SS The crate sculptures seem nomadic, suggestive of bodies or domestic arrangements that can be relocated on a moment’s notice.
DB Certainly the packing crate aspect is one’s first impression. But just as in the carpet and light sculptures, where specific materials and objects became subsumed in a more comprehensive ambience, I’d like you to get over that first impression fairly quickly and begin to see them more abstractly.
SS What inspired you to include the Noguchi lamps?
DB I used them for (IN) in and (IN) out (both 2008). Originally I planned to design lights of my own, but my studies and models weren’t very good. I’m a huge Noguchi fan and was happy to pay homage to him; I also love the way they pack so easily into thin boxes, which can be stored in the crates. My designs weren’t nearly so elegant.
SS Why do you pair the crate sculptures with the nocturnal gouaches of parking lots and footsteps in the snow?
DB For me, the binary that mirrored the windows and flowers was parking lots and women’s eyes. I’m still feeling a little inarticulate about why that relationship seems to work, except to say that it feels completely right. The pairing of sculpture and painting almost always works best when juxtaposing work made over the same time span. Of course now, the sculpture physically includes the painting.

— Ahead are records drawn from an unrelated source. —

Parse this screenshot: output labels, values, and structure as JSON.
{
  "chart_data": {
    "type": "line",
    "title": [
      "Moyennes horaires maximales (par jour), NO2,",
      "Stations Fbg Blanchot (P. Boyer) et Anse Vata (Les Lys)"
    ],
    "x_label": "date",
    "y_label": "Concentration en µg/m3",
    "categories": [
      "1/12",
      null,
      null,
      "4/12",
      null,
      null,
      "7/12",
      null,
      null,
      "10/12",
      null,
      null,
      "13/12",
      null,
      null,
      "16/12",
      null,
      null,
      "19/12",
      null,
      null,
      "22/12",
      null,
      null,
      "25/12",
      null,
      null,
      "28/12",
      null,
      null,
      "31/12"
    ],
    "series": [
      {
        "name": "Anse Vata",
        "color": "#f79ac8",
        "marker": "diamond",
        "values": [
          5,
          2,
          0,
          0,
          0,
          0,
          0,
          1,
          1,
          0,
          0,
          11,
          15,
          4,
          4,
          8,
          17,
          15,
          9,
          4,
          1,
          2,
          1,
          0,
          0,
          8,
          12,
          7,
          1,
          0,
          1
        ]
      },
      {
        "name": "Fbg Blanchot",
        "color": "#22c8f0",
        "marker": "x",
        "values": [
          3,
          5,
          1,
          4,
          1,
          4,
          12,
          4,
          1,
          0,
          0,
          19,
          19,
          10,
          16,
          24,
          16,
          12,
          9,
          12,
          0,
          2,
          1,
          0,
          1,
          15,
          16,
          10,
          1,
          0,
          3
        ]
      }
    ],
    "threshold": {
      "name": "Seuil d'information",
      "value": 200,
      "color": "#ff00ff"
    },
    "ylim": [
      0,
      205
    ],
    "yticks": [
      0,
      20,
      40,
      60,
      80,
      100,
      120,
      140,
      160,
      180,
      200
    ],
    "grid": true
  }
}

SS It’s curious that you’ve paired these newer, more domestic-seeming sculptures with images of being out on the dark, lonely road. Somehow I think of Godard.
DB Or David Lynch’s Lost Highway. The painted line on pavement must be the most ubiquitous landscape painting in the world. I wasn’t thinking of Ruscha, but now his parking lots come to mind.

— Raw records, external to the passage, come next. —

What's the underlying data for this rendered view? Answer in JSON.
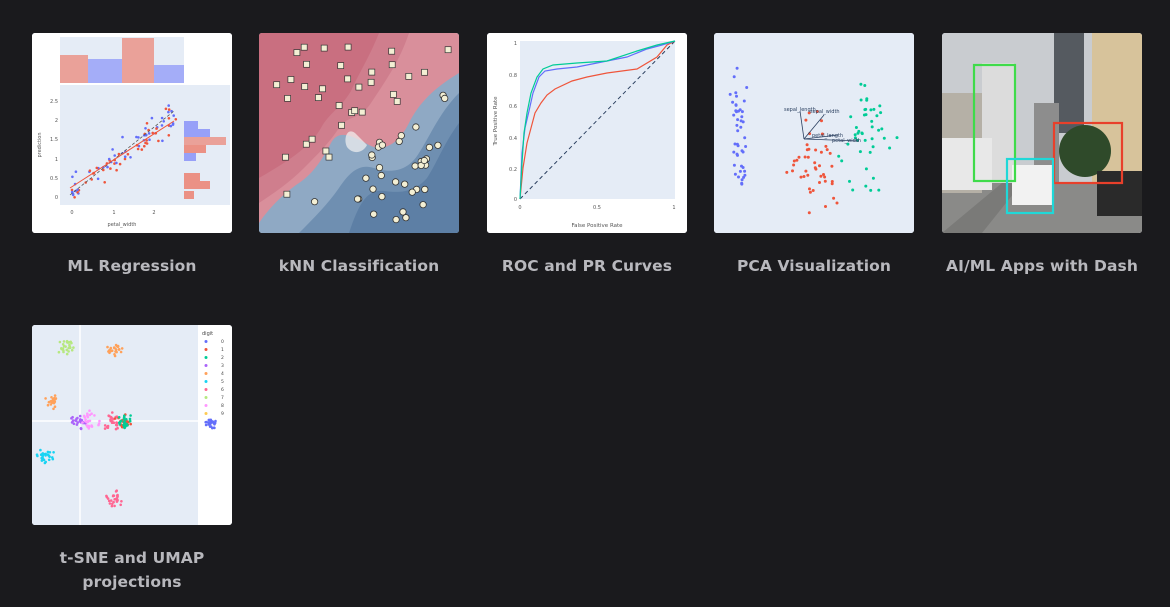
{
  "gallery": {
    "items": [
      {
        "title": "ML Regression",
        "thumb": "ml-regression-plot"
      },
      {
        "title": "kNN Classification",
        "thumb": "knn-classification-plot"
      },
      {
        "title": "ROC and PR Curves",
        "thumb": "roc-curve-plot"
      },
      {
        "title": "PCA Visualization",
        "thumb": "pca-biplot"
      },
      {
        "title": "AI/ML Apps with Dash",
        "thumb": "object-detection-photo"
      },
      {
        "title": "t-SNE and UMAP projections",
        "thumb": "tsne-umap-scatter"
      }
    ]
  },
  "thumb_text": {
    "regression": {
      "xlabel": "petal_width",
      "ylabel": "prediction",
      "yticks": [
        "2.5",
        "2",
        "1.5",
        "1",
        "0.5",
        "0"
      ],
      "xticks": [
        "0",
        "1",
        "2"
      ]
    },
    "roc": {
      "xlabel": "False Positive Rate",
      "ylabel": "True Positive Rate",
      "xticks": [
        "0",
        "0.5",
        "1"
      ],
      "yticks": [
        "1",
        "0.8",
        "0.6",
        "0.4",
        "0.2",
        "0"
      ]
    },
    "pca": {
      "labels": [
        "sepal_length",
        "sepal_width",
        "petal_length",
        "petal_width"
      ]
    },
    "tsne": {
      "legend_title": "digit",
      "legend": [
        "0",
        "1",
        "2",
        "3",
        "4",
        "5",
        "6",
        "7",
        "8",
        "9"
      ]
    }
  },
  "colors": {
    "page_bg": "#1a1a1d",
    "plot_bg": "#e5ecf6",
    "label": "#b8b8bd",
    "digits": [
      "#636efa",
      "#ef553b",
      "#00cc96",
      "#ab63fa",
      "#ffa15a",
      "#19d3f3",
      "#ff6692",
      "#b6e880",
      "#ff97ff",
      "#fecb52"
    ]
  }
}
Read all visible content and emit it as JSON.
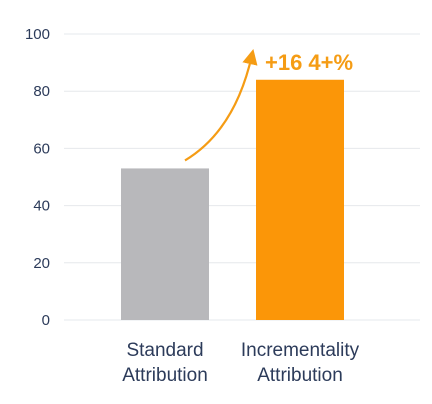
{
  "chart_data": {
    "type": "bar",
    "categories": [
      [
        "Standard",
        "Attribution"
      ],
      [
        "Incrementality",
        "Attribution"
      ]
    ],
    "values": [
      53,
      84
    ],
    "colors": [
      "#b8b8bb",
      "#fb9608"
    ],
    "annotation": "+16 4+%",
    "annotation_color": "#f59c14",
    "arrow": "from the first bar to the second bar",
    "ylim": [
      0,
      100
    ],
    "yticks": [
      0,
      20,
      40,
      60,
      80,
      100
    ],
    "grid": true,
    "legend": "none"
  }
}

SS One difference between your work and his is telling: your images depict the camera’s flash or the sweep of headlights, two very particular kinds of illumination that make the viewer instantly aware of the person behind the light.
DB I’ve always been aware of point of view. I think a lot about where I’m looking from, especially in the paintings. When asked why I paint the things I do, especially the still lifes, invariably the answer is that these are the things within the reach of my arm: a drink, a cigarette pack, a paperback. And I’ve painted them from my own tabletop perspective.

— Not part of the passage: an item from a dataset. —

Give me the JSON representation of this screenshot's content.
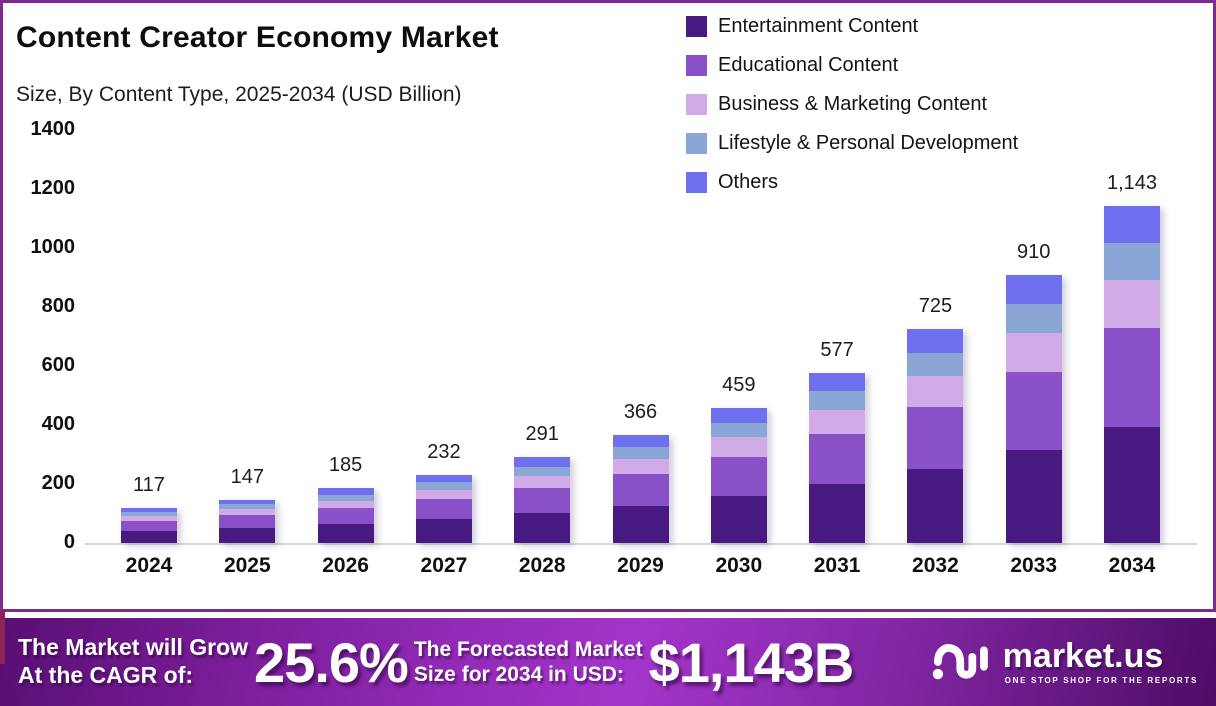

SS Do you think of these images—or of your work more broadly—as diaristic?
DB I do. There is something of a self-portrait that emerges in linking together a series of subjects and themes. It’s fictionalized, of course, and some of the earlier work indicates I’m some sort of noirish guy, and that’s a little embarrassing. Probably more interesting is the stuff that isn’t premeditated but gets revealed to me after the fact. For example, I used to wear extremely thick glasses—some portion of my childhood was taken up with eye exercises—so I’m sure there is a connection between those eyeglasses and the paintings of eyes and my fascination with windows. It’s not impossible to think that I’m a visual artist simply because of all the time I spent just trying to make my eyes perform, to see correctly.
SS Do you think of your artwork as bringing order to the random profusion of everyday life?
DB I’m not so sure I want to order the everyday as much as I want to glorify it on the one hand and escape it on the other. Paying close attention to anything—and painting is one way of doing that—makes it attractive and interesting. One of the reasons I sometimes paint cocktails is because I love them; they take me away, and I’m not above cheap transcendence. I have a desire for a kind of perfect emptiness even though that’s unattainable, at least until I croak.